The recent appointment of Turkish academic and close partisan of the ruling AKP party, Melih Bulu, as rector of Bogazici University, one of Turkey’s liberal strongholds, has triggered mass protests from both students and professors.
One action stood out among others: the display of a painting picturing the Kaaba covered with an LGBTI flag. Surprised by the determination and popularity of the protests, the ruling party seized this “opportunity” and widely shared the picture. Interior minister Suleyman Soylu went so far as to insult demonstrators using LGBTI-phobic and hateful slurs. In doing so, the authorities diverted the attention of the public from the antidemocratic crackdown and the police brutality. The students allegedly responsible for displaying the painting were arrested on the grounds of “inciting hatred”.
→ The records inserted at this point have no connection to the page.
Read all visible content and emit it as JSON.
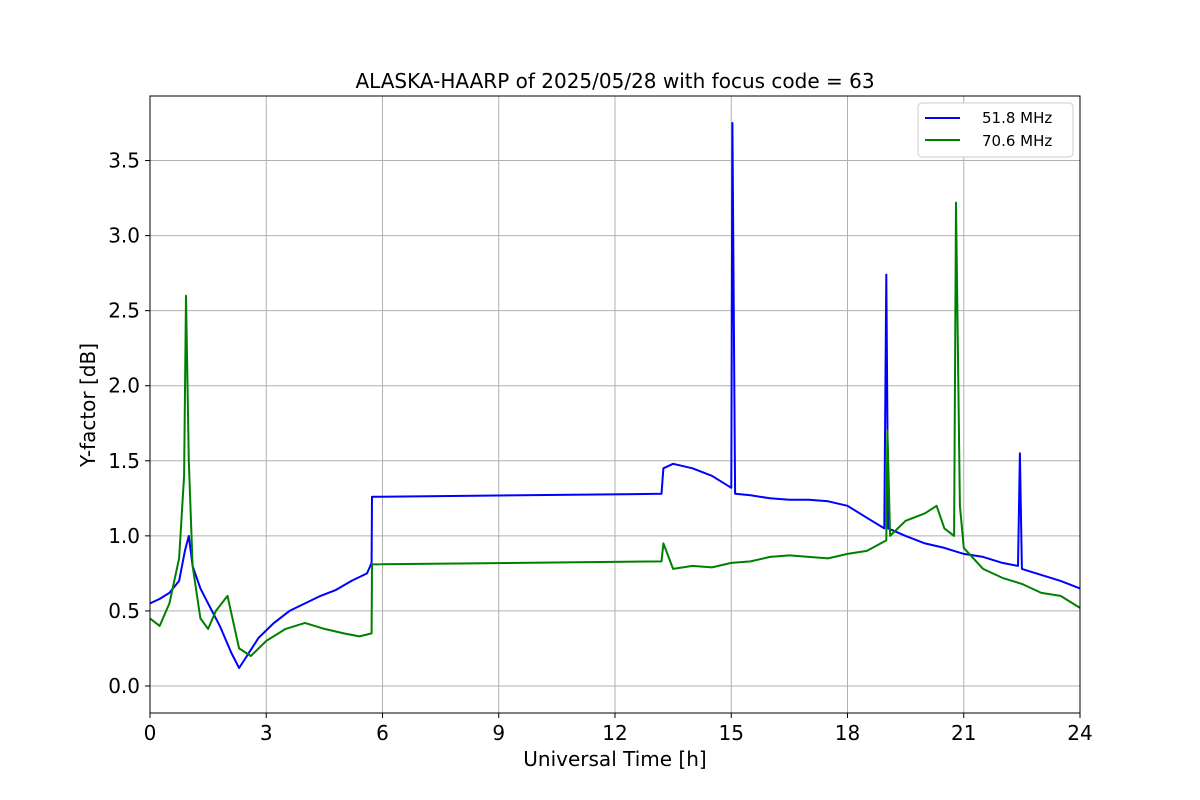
{
  "chart_data": {
    "type": "line",
    "title": "ALASKA-HAARP of 2025/05/28 with focus code = 63",
    "xlabel": "Universal Time [h]",
    "ylabel": "Y-factor [dB]",
    "xlim": [
      0,
      24
    ],
    "ylim": [
      -0.18,
      3.93
    ],
    "xticks": [
      0,
      3,
      6,
      9,
      12,
      15,
      18,
      21,
      24
    ],
    "yticks": [
      0.0,
      0.5,
      1.0,
      1.5,
      2.0,
      2.5,
      3.0,
      3.5
    ],
    "xtick_labels": [
      "0",
      "3",
      "6",
      "9",
      "12",
      "15",
      "18",
      "21",
      "24"
    ],
    "ytick_labels": [
      "0.0",
      "0.5",
      "1.0",
      "1.5",
      "2.0",
      "2.5",
      "3.0",
      "3.5"
    ],
    "grid": true,
    "legend_position": "top-right",
    "series": [
      {
        "name": "51.8 MHz",
        "color": "#0000ff",
        "x": [
          0,
          0.25,
          0.5,
          0.75,
          0.9,
          1.0,
          1.1,
          1.3,
          1.5,
          1.8,
          2.1,
          2.3,
          2.5,
          2.8,
          3.2,
          3.6,
          4.0,
          4.4,
          4.8,
          5.2,
          5.6,
          5.72,
          5.73,
          13.2,
          13.25,
          13.5,
          14.0,
          14.5,
          15.0,
          15.03,
          15.1,
          15.5,
          16.0,
          16.5,
          17.0,
          17.5,
          18.0,
          18.5,
          18.95,
          19.0,
          19.05,
          19.5,
          20.0,
          20.5,
          21.0,
          21.5,
          22.0,
          22.4,
          22.45,
          22.5,
          23.0,
          23.5,
          24.0
        ],
        "y": [
          0.55,
          0.58,
          0.62,
          0.7,
          0.9,
          1.0,
          0.8,
          0.65,
          0.55,
          0.4,
          0.22,
          0.12,
          0.2,
          0.32,
          0.42,
          0.5,
          0.55,
          0.6,
          0.64,
          0.7,
          0.75,
          0.82,
          1.26,
          1.28,
          1.45,
          1.48,
          1.45,
          1.4,
          1.32,
          3.75,
          1.28,
          1.27,
          1.25,
          1.24,
          1.24,
          1.23,
          1.2,
          1.12,
          1.05,
          2.74,
          1.05,
          1.0,
          0.95,
          0.92,
          0.88,
          0.86,
          0.82,
          0.8,
          1.55,
          0.78,
          0.74,
          0.7,
          0.65
        ]
      },
      {
        "name": "70.6 MHz",
        "color": "#008000",
        "x": [
          0,
          0.25,
          0.5,
          0.75,
          0.88,
          0.93,
          1.0,
          1.1,
          1.3,
          1.5,
          1.7,
          2.0,
          2.3,
          2.6,
          3.0,
          3.5,
          4.0,
          4.5,
          5.0,
          5.4,
          5.72,
          5.73,
          13.2,
          13.25,
          13.5,
          14.0,
          14.5,
          15.0,
          15.5,
          16.0,
          16.5,
          17.0,
          17.5,
          18.0,
          18.5,
          19.0,
          19.03,
          19.1,
          19.5,
          20.0,
          20.3,
          20.5,
          20.75,
          20.8,
          20.9,
          21.0,
          21.5,
          22.0,
          22.5,
          23.0,
          23.5,
          24.0
        ],
        "y": [
          0.45,
          0.4,
          0.55,
          0.85,
          1.4,
          2.6,
          1.5,
          0.8,
          0.45,
          0.38,
          0.5,
          0.6,
          0.25,
          0.2,
          0.3,
          0.38,
          0.42,
          0.38,
          0.35,
          0.33,
          0.35,
          0.81,
          0.83,
          0.95,
          0.78,
          0.8,
          0.79,
          0.82,
          0.83,
          0.86,
          0.87,
          0.86,
          0.85,
          0.88,
          0.9,
          0.97,
          1.7,
          1.0,
          1.1,
          1.15,
          1.2,
          1.05,
          1.0,
          3.22,
          1.2,
          0.92,
          0.78,
          0.72,
          0.68,
          0.62,
          0.6,
          0.52
        ]
      }
    ]
  }
}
Such a visceral response from the authorities reveals a long-term strategy to weaken and crush LGBTI movements, and echo some of the concerns denounced in the ILGA 2020 Rainbow Europe report. In 2020, the authorities stated that all demographics were equally respected in the country, but omitted the word “LGBTI” from their reply to an open letter from the UN Special Rapporteurs on discrimination against the LGBTI community. They also failed to address the compatibility of Article 216§3 of the Turkish Criminal code (which imposes a prison sentence of up to a year for “public degradation of religious values”) with Article 19 of the International Covenant on Civil and Political Rights related to Freedom of Expression.
Instrumentalisation for electoral purposes
The recent events in Bogazici exemplify almost to perfection the AKP‘s (or Erdogan’s) strategy to play the “cultural war“ game. The objective is clear: manage discontent and gain (or safeguard) popularity amongst its core voters based in small Anatolian towns and rural, conservative areas.
It is becoming increasingly apparent that Turkey aims to be at the forefront of a new paradigm, a political alternative to a “globalised“ and “decadent Europe“. At the international level, Turkey has engaged in a normative contestation over human rights concepts, particularly regarding “gender equality“ and “LGBTI rights,“ which are fiercely rejected. At the national level, Erdogan frames LGBTI people as aliens, threats to Turkish society and representing Western influence.
The Bogazici event is not the first blow and, sadly, might not be the last, as this ‘familialist’, ‘anti-gender’ narrative is constitutive of Erdogan‘s politics. At national level, the AKP has established a repressive state apparatus to reinforce its power. It is now moving forward to the second component of Althusser’s theory by reinforcing its ideological hold on the society.
Erdogan’s hegemonic project of becoming a major actor in the Middle East and North Africa, regaining its past grandeur, is inherently based on ‘motherhood’ and the Turkish nation’s ability to “expand“. Feminists and LGBTI people represent major enemies for such a project and are therefore violently opposed.
Following the European Parliament who recently called on the Turkish authorities to “put an end to the judicial harassment of (…) lesbian, gay, bisexual, transgender and intersex communit[ies]”, the international human rights community should fight back.